İstanbul Esenyurt’ta haber takibi yaptığı sırada darp edilerek burnu kırılan ve gözaltına alınan gazeteci Ferhat Sezgin, gözaltına alındığı sırada yaşadıklarını anlattı. Özgür Basın emekçisi olduğu için polis şiddetine maruz kaldığını ifade eden Sezgin, “Özgür Basın hakikatin izinden ayrılmayacak” dedi.
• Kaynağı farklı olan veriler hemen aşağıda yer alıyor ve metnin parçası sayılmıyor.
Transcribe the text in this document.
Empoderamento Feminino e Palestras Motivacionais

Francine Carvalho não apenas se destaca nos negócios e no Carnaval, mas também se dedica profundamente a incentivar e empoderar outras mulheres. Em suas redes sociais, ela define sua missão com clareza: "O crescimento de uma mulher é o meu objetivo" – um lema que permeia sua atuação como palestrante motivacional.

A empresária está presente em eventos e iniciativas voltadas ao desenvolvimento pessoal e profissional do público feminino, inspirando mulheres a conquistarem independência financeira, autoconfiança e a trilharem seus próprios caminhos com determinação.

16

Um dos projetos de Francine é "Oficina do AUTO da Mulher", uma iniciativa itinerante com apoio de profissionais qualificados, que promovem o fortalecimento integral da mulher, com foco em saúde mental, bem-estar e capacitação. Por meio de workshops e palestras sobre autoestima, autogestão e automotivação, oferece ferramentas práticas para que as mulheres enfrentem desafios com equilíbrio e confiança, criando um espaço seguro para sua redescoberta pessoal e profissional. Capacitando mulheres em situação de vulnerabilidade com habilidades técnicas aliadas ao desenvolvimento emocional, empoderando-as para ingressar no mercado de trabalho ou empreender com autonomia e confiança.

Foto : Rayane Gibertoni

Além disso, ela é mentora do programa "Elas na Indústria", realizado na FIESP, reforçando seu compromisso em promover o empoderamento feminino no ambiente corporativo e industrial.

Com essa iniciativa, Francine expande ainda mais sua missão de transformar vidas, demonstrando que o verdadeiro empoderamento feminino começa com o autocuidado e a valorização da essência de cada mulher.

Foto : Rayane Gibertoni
'İŞKENCENİN GÖRÜNTÜLENMESİNİ İSTEMEDİLER'
Wan’da gerçekleşen irade gaspına karşı Esenyurt Meydanı’nda toplanan kitlenin protesto eylemlerini haberleştirmek için orada bulunduğunu aktaran Sezgin, "Kitle alkışlı protestoya başladığında polis ablukaya aldı. Biz de gazeteciler olarak ablukanın dışına çıktık. Ablukanın dışına çıktığımız esnada polisler bu sefer ablukanın dışındaki, oradan geçen insanlara müdahale etmeye başladı. Biz bunu görüntülemek istedik. Ancak polisler yaptıkları işkencenin görüntülenmesini istemedi ve o yüzden bizi hedef aldı. Bir polis üzerime gelerek, ‘Basın mısın sen?’ diye sordu. Gazeteci olduğumu söyledim, bu kez basın kartımı sordu. Kimliğimi çıkarmama müsaade dahi etmeden 4-5 polis üstüme çullandı” diye belirtti.
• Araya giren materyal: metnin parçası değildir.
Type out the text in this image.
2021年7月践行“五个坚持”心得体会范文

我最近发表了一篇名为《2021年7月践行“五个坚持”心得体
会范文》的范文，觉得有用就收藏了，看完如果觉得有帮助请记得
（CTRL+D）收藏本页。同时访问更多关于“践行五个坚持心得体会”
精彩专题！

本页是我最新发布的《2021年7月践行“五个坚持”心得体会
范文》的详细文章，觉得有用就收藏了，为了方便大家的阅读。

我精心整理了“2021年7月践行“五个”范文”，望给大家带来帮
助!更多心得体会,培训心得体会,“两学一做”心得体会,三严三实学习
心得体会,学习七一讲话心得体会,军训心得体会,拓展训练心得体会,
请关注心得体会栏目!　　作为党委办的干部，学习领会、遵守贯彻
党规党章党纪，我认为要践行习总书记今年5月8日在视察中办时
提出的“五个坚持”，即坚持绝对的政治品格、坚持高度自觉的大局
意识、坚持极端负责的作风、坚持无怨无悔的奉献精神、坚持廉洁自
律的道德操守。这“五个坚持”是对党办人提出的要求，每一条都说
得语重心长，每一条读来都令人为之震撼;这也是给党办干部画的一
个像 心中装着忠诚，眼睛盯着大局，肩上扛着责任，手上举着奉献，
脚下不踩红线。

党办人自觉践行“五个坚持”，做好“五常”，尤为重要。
POLİS: GAZETECİYSEN BURADA NE İŞİN VAR?
Polisin saldırısına maruz kaldığı esnada kamerasının da kırıldığını söyleyen Sezgi, saldırının hemen öncesinde kayda aldığı görüntülerde de bunun mevcut olduğunu ifade ederek, “Sonra bana küfür ederek ablukanın içine aldılar. Yine işkence yaparak, vurarak, hakaretler ettiler. Gazeteci olduğumu defalarca kez söylememe rağmen, ters kelepçe yaparak araca bindirdiler. O esnada burnum kırıldı zaten. Vücudumun çeşitli yerlerinde morluklar var. Gözaltı aracına bindiğimizde tekrar gazeteci olduğumu; bu yaptıklarının yanlış olduğunu, hukuksuz olduğunu söyledim. ‘Gazeteciysen burada ne işin var?’ dediler bana” şeklinde konuştu.
'4-5 SAAT TERS KELEPÇELİ TUTULDUK'
Gözaltına alındıktan sonra götürüldükleri hastanede darp raporu aldıklarını belirten Sezgin, polisin işkence ve hakaretlerinin burada da devam ettiğini vurguladı. Sezgin, “Emniyete gittiğimizde plastik kelepçeyi bileğime kan gitmeyecek şekilde sıktılar. Bizi 4-5 saat emniyetin önünde, gözaltı aracında öylece tuttular. Kolumuz uyuştu, hatta fenalaşan oldu. Sonra bizi içeriye aldılar, orada da psikolojik işkence, hakaretlere, küfürlere maruz kaldık. Gözaltı sürecinde devamlı psikolojik baskı vardı, kalınan koşullar çok iyi koşullar değildi, yemekleri iyi değildi. O yüzden yemek yiyemedik” diye belirtti.
'SUÇ DUYURUSUNDA BULUNACAĞIZ'
Gözaltı sürecine dair hukuksal süreç başlatacaklarını belirten Sezgin, “Avukatlarla beraber TİHV’e başvuracağız, darp raporu alacağız. Kameramız kırıldı. Hem bu hem de polisin işkencesine dair şikayetlerde bulunacağız. Zaten hastaneden aldığımız darp raporu mevcut” dedi.
Hukuk dışı uygulamaların Özgür Basın’da yer almalarından kaynaklandığına dikkati çeken Sezgin, “Hakikatin ortaya çıkmasından korkuyorlar. Özgür Basın çalışanları hakikatin izinde yürüyor, halka gerçekleri gösteriyor. Özgür Basın çalışanları hakikatin izinden ayrılmayacak. Bizler devamlı bu baskılara karşı, gazetecilerin hukuksuz yargılanmalarına karşı alanlarda olacağız ve bunu teşhir edeceğiz” ifadelerini kullandı.